I have 2 red bellies that are about 3.5 inches each. They seem to do fine, but a friend is getting rid of his red bellies. is a 55 gallon too small for 2 piranhas that are six inches? If not will i need a bigger tank. 1 more question. Do piranhas stop growing at a certain age, or is it depending on the tank size and feeding no matter what age.


----------



## heffer2028 (Oct 10, 2004)

2 in a 55?? that is fine


----------



## heffer2028 (Oct 10, 2004)

but they might kill each other....


----------



## SpAzZy (Mar 30, 2004)

heffer2028 said:


> but they might kill each other....
> [snapback]803584[/snapback]​


even if you had 3 they could kill each other. having more than one piranha in the tank always leads to the chance of death :rasp:

you should be fine with keeping 2 rpp's in a 55g for a very very very long time. the biggest reds i've ever seen were around 9-10".. but that takes a very long time to achieve. at 6", they grow very slow IME.

EDIT: i forgot to answer your other question.. will p's grow after a certain age? it is hard to judge how old p's are. not being an expert, at 6" i would guess that the rbps are anywhere from a year old to two years old depending on their living conditions and what they have been fed up until this point. if they are fed very well and given the right foods, they will reach 6" within the first year easily. as long as they were kept in decent conditions, they will still grow. there is a chance that they have been stunted, but that i doubt that is the case if they are in good physical condition.


----------



## MR.FREEZ (Jan 26, 2004)

how your tank set up?? a 55 is alot of space for two ranas it could and it couldnt work, you could give it a try.

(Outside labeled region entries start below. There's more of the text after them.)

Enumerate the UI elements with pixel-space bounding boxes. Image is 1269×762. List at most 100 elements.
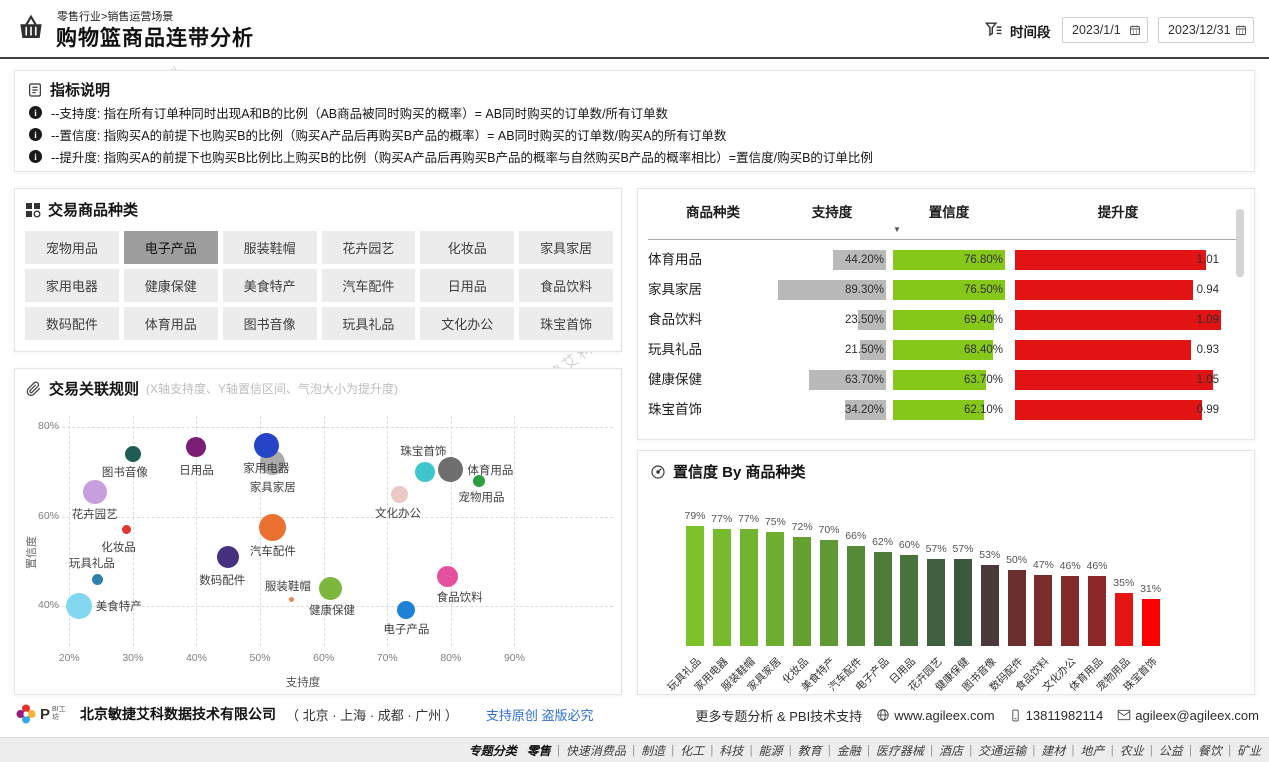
bar-珠宝首饰[interactable] — [1142, 599, 1160, 646]
bubble-point-美食特产[interactable] — [66, 593, 92, 619]
slicer-item-服装鞋帽[interactable]: 服装鞋帽 — [223, 231, 317, 264]
slicer-item-宠物用品[interactable]: 宠物用品 — [25, 231, 119, 264]
bar-美食特产[interactable] — [820, 540, 838, 646]
slicer-item-食品饮料[interactable]: 食品饮料 — [519, 269, 613, 302]
bar-图书音像[interactable] — [981, 565, 999, 646]
table-row-体育用品[interactable]: 体育用品44.20%76.80%1.01 — [638, 245, 1256, 275]
email-link[interactable]: agileex@agileex.com — [1117, 708, 1259, 723]
nav-item-公益[interactable]: 公益 — [1159, 742, 1183, 759]
slicer-item-家具家居[interactable]: 家具家居 — [519, 231, 613, 264]
bubble-point-花卉园艺[interactable] — [83, 480, 107, 504]
column-header-商品种类[interactable]: 商品种类 — [648, 201, 778, 221]
slicer-item-珠宝首饰[interactable]: 珠宝首饰 — [519, 307, 613, 340]
table-row-食品饮料[interactable]: 食品饮料23.50%69.40%1.09 — [638, 305, 1256, 335]
bar-家用电器[interactable] — [713, 529, 731, 646]
bubble-point-汽车配件[interactable] — [259, 514, 286, 541]
calendar-icon[interactable] — [1129, 24, 1141, 36]
nav-item-教育[interactable]: 教育 — [798, 742, 822, 759]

theres been alot of people that have had success with just two reds


----------



## cmsCheerFish (Dec 17, 2004)

my tank is pretty dim with some bulb plants and two pieces of large driftwood. Would the tank be over crowded if i had all four p's in there?


----------



## illnino (Mar 6, 2004)

it will be overcrowded once they get 8 or so inches...


----------



## Little Waffen (Mar 13, 2004)

cmsCheerFish said:


> my tank is pretty dim with some bulb plants and two pieces of large driftwood. Would the tank be over crowded if i had all four p's in there?
> [snapback]803770[/snapback]​


i had 6 2in p's in my 55gal for like 4 months but then i had to upgrade,i had nothing in the tank but gravel ,so i would up grade in time if you have 4 p's in a 55gal


----------



## cmsCheerFish (Dec 17, 2004)

i her piranhas grow pretty slowly after their first year. If i have 2 p's almost 4" and 2 6" will they be good for 8 months? it already sucks having a 55 in the top floor of the dorm.


----------



## compton ass steve (Nov 12, 2004)

a friend of mine has 3 red bellies AT LEAST 6 inches each, all in a 55 gallon and they are very happy, colorful, and active fish, so i dont see how you wouldnt be alright.


----------